Alibaba unveiled its advanced AI model on Friday, designed to comprehend images and facilitate deeper conversations compared to its older models. This is a testament to the growing global competition in the realm of AI technology.

The tech behemoth from China has introduced two open-source models: Qwen-VL and Qwen-VL-Chat. With this move, global researchers, institutions, and corporations can develop their AI applications without the requirement of training their own models, thereby reducing costs and time.

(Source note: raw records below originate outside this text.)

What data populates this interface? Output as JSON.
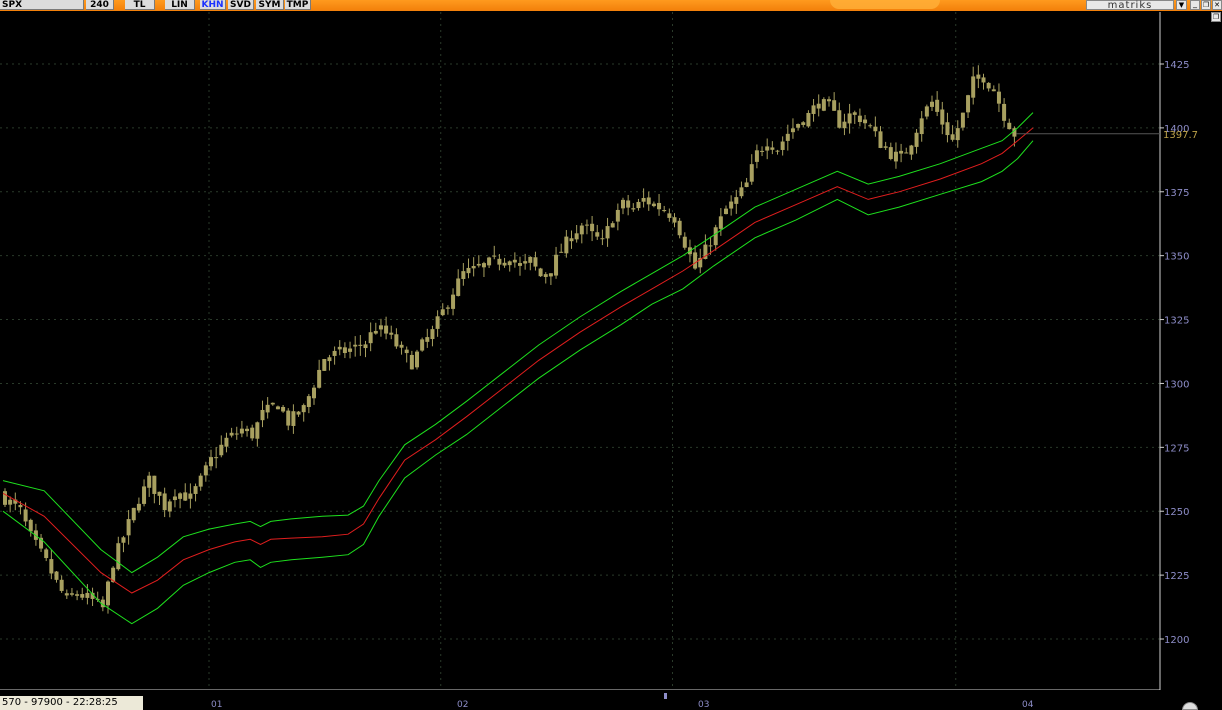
{
  "toolbar": {
    "symbol": "SPX",
    "period": "240",
    "buttons": [
      "TL",
      "LIN",
      "KHN",
      "SVD",
      "SYM",
      "TMP"
    ],
    "active_button": "KHN",
    "brand": "matriks",
    "dropdown_icon": "chevron-down-icon",
    "window_controls": [
      "minimize-icon",
      "restore-icon",
      "close-icon"
    ]
  },
  "status": {
    "text": "570 - 97900 - 22:28:25"
  },
  "time_axis": {
    "labels": [
      "01",
      "02",
      "03",
      "04"
    ]
  },
  "colors": {
    "background": "#000000",
    "candle": "#a8a060",
    "upper_band": "#1ee01e",
    "middle_line": "#e01e1e",
    "lower_band": "#1ee01e",
    "grid": "#2a3a2a",
    "axis_text": "#8d8dc8",
    "last_price": "#bda24a"
  },
  "chart_data": {
    "type": "candlestick",
    "title": "",
    "xlabel": "",
    "ylabel": "",
    "ylim": [
      1185,
      1440
    ],
    "y_ticks": [
      1200,
      1225,
      1250,
      1275,
      1300,
      1325,
      1350,
      1375,
      1400,
      1425
    ],
    "last_price": "1397.7",
    "n_bars": 208,
    "period_starts": [
      {
        "label": "01",
        "bar": 40
      },
      {
        "label": "02",
        "bar": 85
      },
      {
        "label": "03",
        "bar": 130
      },
      {
        "label": "04",
        "bar": 185
      }
    ],
    "close_anchors": [
      [
        0,
        1255
      ],
      [
        3,
        1250
      ],
      [
        5,
        1240
      ],
      [
        8,
        1230
      ],
      [
        10,
        1222
      ],
      [
        12,
        1215
      ],
      [
        14,
        1218
      ],
      [
        17,
        1215
      ],
      [
        19,
        1212
      ],
      [
        21,
        1230
      ],
      [
        23,
        1240
      ],
      [
        26,
        1255
      ],
      [
        28,
        1262
      ],
      [
        31,
        1252
      ],
      [
        33,
        1258
      ],
      [
        36,
        1255
      ],
      [
        38,
        1262
      ],
      [
        40,
        1270
      ],
      [
        43,
        1278
      ],
      [
        46,
        1282
      ],
      [
        48,
        1280
      ],
      [
        50,
        1288
      ],
      [
        53,
        1292
      ],
      [
        55,
        1285
      ],
      [
        58,
        1290
      ],
      [
        60,
        1300
      ],
      [
        62,
        1310
      ],
      [
        65,
        1312
      ],
      [
        68,
        1314
      ],
      [
        70,
        1316
      ],
      [
        72,
        1322
      ],
      [
        75,
        1318
      ],
      [
        77,
        1312
      ],
      [
        79,
        1308
      ],
      [
        81,
        1315
      ],
      [
        83,
        1320
      ],
      [
        85,
        1328
      ],
      [
        87,
        1336
      ],
      [
        89,
        1343
      ],
      [
        92,
        1345
      ],
      [
        94,
        1347
      ],
      [
        96,
        1348
      ],
      [
        98,
        1350
      ],
      [
        100,
        1345
      ],
      [
        102,
        1348
      ],
      [
        104,
        1342
      ],
      [
        106,
        1345
      ],
      [
        108,
        1352
      ],
      [
        110,
        1358
      ],
      [
        112,
        1362
      ],
      [
        114,
        1358
      ],
      [
        116,
        1355
      ],
      [
        118,
        1365
      ],
      [
        120,
        1370
      ],
      [
        122,
        1368
      ],
      [
        124,
        1372
      ],
      [
        126,
        1370
      ],
      [
        128,
        1368
      ],
      [
        130,
        1365
      ],
      [
        132,
        1355
      ],
      [
        134,
        1345
      ],
      [
        136,
        1352
      ],
      [
        138,
        1360
      ],
      [
        140,
        1368
      ],
      [
        142,
        1372
      ],
      [
        144,
        1378
      ],
      [
        146,
        1390
      ],
      [
        148,
        1395
      ],
      [
        150,
        1392
      ],
      [
        152,
        1398
      ],
      [
        154,
        1402
      ],
      [
        156,
        1405
      ],
      [
        158,
        1410
      ],
      [
        160,
        1408
      ],
      [
        162,
        1402
      ],
      [
        164,
        1405
      ],
      [
        166,
        1404
      ],
      [
        168,
        1400
      ],
      [
        170,
        1394
      ],
      [
        172,
        1390
      ],
      [
        174,
        1388
      ],
      [
        176,
        1395
      ],
      [
        178,
        1405
      ],
      [
        180,
        1410
      ],
      [
        182,
        1402
      ],
      [
        184,
        1395
      ],
      [
        186,
        1405
      ],
      [
        188,
        1418
      ],
      [
        190,
        1420
      ],
      [
        192,
        1415
      ],
      [
        194,
        1405
      ],
      [
        196,
        1397.7
      ]
    ],
    "series": [
      {
        "name": "upper",
        "points": [
          [
            0,
            1262
          ],
          [
            8,
            1258
          ],
          [
            19,
            1235
          ],
          [
            25,
            1226
          ],
          [
            30,
            1232
          ],
          [
            35,
            1240
          ],
          [
            40,
            1243
          ],
          [
            45,
            1245
          ],
          [
            48,
            1246
          ],
          [
            50,
            1244
          ],
          [
            52,
            1246
          ],
          [
            56,
            1247
          ],
          [
            62,
            1248
          ],
          [
            67,
            1248.5
          ],
          [
            70,
            1252
          ],
          [
            73,
            1262
          ],
          [
            78,
            1276
          ],
          [
            84,
            1284
          ],
          [
            90,
            1293
          ],
          [
            97,
            1304
          ],
          [
            104,
            1315
          ],
          [
            112,
            1326
          ],
          [
            120,
            1336
          ],
          [
            126,
            1343
          ],
          [
            132,
            1350
          ],
          [
            138,
            1358
          ],
          [
            146,
            1369
          ],
          [
            154,
            1376
          ],
          [
            162,
            1383
          ],
          [
            168,
            1378
          ],
          [
            174,
            1381
          ],
          [
            182,
            1386
          ],
          [
            190,
            1392
          ],
          [
            194,
            1395
          ],
          [
            197,
            1400
          ],
          [
            200,
            1406
          ]
        ]
      },
      {
        "name": "middle",
        "points": [
          [
            0,
            1257
          ],
          [
            8,
            1248
          ],
          [
            19,
            1226
          ],
          [
            25,
            1218
          ],
          [
            30,
            1223
          ],
          [
            35,
            1231
          ],
          [
            40,
            1235
          ],
          [
            45,
            1238
          ],
          [
            48,
            1239
          ],
          [
            50,
            1237
          ],
          [
            52,
            1239
          ],
          [
            56,
            1239.5
          ],
          [
            62,
            1240
          ],
          [
            67,
            1241
          ],
          [
            70,
            1245
          ],
          [
            73,
            1255
          ],
          [
            78,
            1270
          ],
          [
            84,
            1278
          ],
          [
            90,
            1287
          ],
          [
            97,
            1298
          ],
          [
            104,
            1309
          ],
          [
            112,
            1320
          ],
          [
            120,
            1330
          ],
          [
            126,
            1337
          ],
          [
            132,
            1344
          ],
          [
            138,
            1352
          ],
          [
            146,
            1363
          ],
          [
            154,
            1370
          ],
          [
            162,
            1377
          ],
          [
            168,
            1372
          ],
          [
            174,
            1375
          ],
          [
            182,
            1380
          ],
          [
            190,
            1386
          ],
          [
            194,
            1390
          ],
          [
            197,
            1395
          ],
          [
            200,
            1400
          ]
        ]
      },
      {
        "name": "lower",
        "points": [
          [
            0,
            1250
          ],
          [
            8,
            1238
          ],
          [
            19,
            1214
          ],
          [
            25,
            1206
          ],
          [
            30,
            1212
          ],
          [
            35,
            1221
          ],
          [
            40,
            1226
          ],
          [
            45,
            1230
          ],
          [
            48,
            1231
          ],
          [
            50,
            1228
          ],
          [
            52,
            1230
          ],
          [
            56,
            1231
          ],
          [
            62,
            1232
          ],
          [
            67,
            1233
          ],
          [
            70,
            1237
          ],
          [
            73,
            1248
          ],
          [
            78,
            1263
          ],
          [
            84,
            1272
          ],
          [
            90,
            1280
          ],
          [
            97,
            1291
          ],
          [
            104,
            1302
          ],
          [
            112,
            1313
          ],
          [
            120,
            1323
          ],
          [
            126,
            1331
          ],
          [
            132,
            1337
          ],
          [
            138,
            1346
          ],
          [
            146,
            1357
          ],
          [
            154,
            1364
          ],
          [
            162,
            1372
          ],
          [
            168,
            1366
          ],
          [
            174,
            1369
          ],
          [
            182,
            1374
          ],
          [
            190,
            1379
          ],
          [
            194,
            1383
          ],
          [
            197,
            1388
          ],
          [
            200,
            1395
          ]
        ]
      }
    ]
  }
}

The Qwen-VL model is adept at responding to a variety of questions related to images and can also produce image captions. On the other hand, Qwen-VL-Chat is tailored for intricate interactions. Alibaba highlights its ability to contrast multiple image inputs, answer multiple rounds of inquiries, craft stories, produce images from user-provided photos, and solve mathematical problems represented in images.

For instance, when shown an image of a hospital sign written in Chinese, the AI can provide details about specific hospital sections based on its interpretation of the sign.

Historically, generative AI has been more inclined towards text-based responses. However, newer models like OpenAI’s ChatGPT, similar to Qwen-VL-Chat, can now interpret images and offer textual feedback.

Both of Alibaba’s recent models derive their foundation from Tongyi Qianwen, the company's vast language model launched earlier this year. These Large Language Models (LLMs) undergo training with vast amounts of data and serve as the backbone for chatbot applications.

Earlier this month, the Hangzhou-based Alibaba made two of its AI models open-source. Even though this won't earn them licensing revenue, the open-source approach will likely attract a broader user base to their AI model. This strategy is timely, especially as Alibaba's cloud sector seeks to invigorate its growth in anticipation of its public listing.